At Houston Hobby airport for instance, the city has set up observation areas adjacent to the approach end of the runways on the northwest and southeast sides of the airport. I often see people parked, eating lunch as airplanes come and go. Similar observation areas have been created at airports around the country. Ft. Lauderdale International and Ft. Lauderdale Executive airports in Florida offer picnic tables, and the radio conversations between the tower controllers and the pilots are piped through a public address system. An inexpensive scanner-type radio from RadioShack could provide the same opportunity to listen in.

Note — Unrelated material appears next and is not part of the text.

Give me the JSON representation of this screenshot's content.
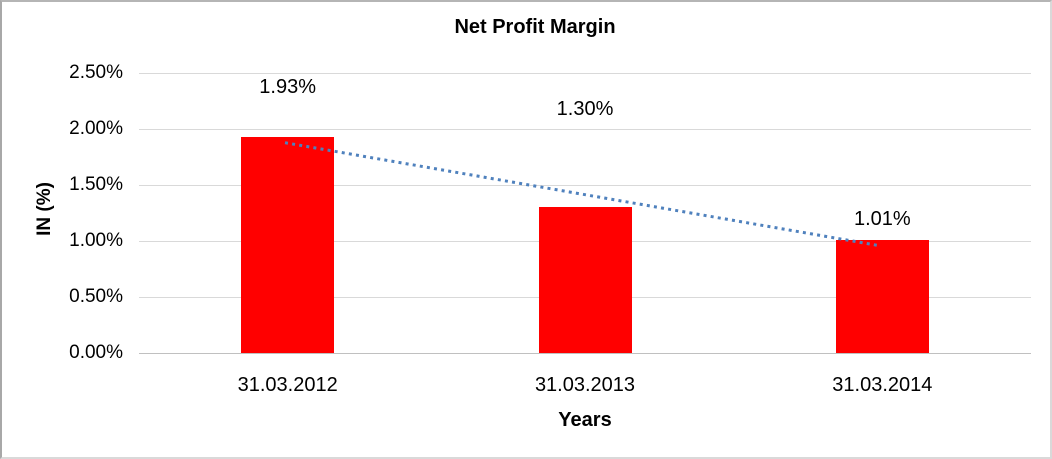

While Ellington offers almost a constant stream of military and NASA aircraft, Galveston has a patio area near the ramp where people can watch the oil rig helicopters come and go, and planes from the Lone Star Flight Museum take flight. David Wayne Hooks airport in Tomball has a café with windows facing the ramp and runways and a park with a lake where the ducks will happily take your food scraps. Liberty may not have the traffic volume these other airports do but the beauty of this is that each airport is different; imagine sitting at a picnic table, sipping on a soda as a bright yellow J-3 Cub makes its way around the pattern practicing takeoffs and landings.

In Phoenix I used to ride my bike out to the ramp at the Williams Gateway Airport. The view there was breathtaking, not unlike Ellington where a lot of military traffic performed impromptu airshows, but with the Superstition Mountain Wilderness all around, an almost vertical red and brown mastiff topped by a strange wind-blown rock formation called the Hoodoos. In Eagle, Colorado I’d sit by the fireplace in the lobby of the Vail Valley Jet Center watching aircraft landing against the backdrop of Rocky Mountain peaks alighted in Aspens regaled in full fall colors, and patches of snow here and there. In the Caribbean I’ve munched on fries at a small beachfront restaurant next to an airstrip while boats lazily drift along in turquoise waters of a half-moon shaped bay surrounded by white sandy beaches.

All of these are wonderful experiences but the greatest views I have had the privilege to behold are looks on the faces of little kids experiencing the thrill and wonder of flight for the first time as they look out those cockpit windows at the far horizon and imagining what lies just beyond. For a great example, search on the Internet for a video called Lainey’s First Airplane Ride, and you’ll see what I mean. It’s priceless.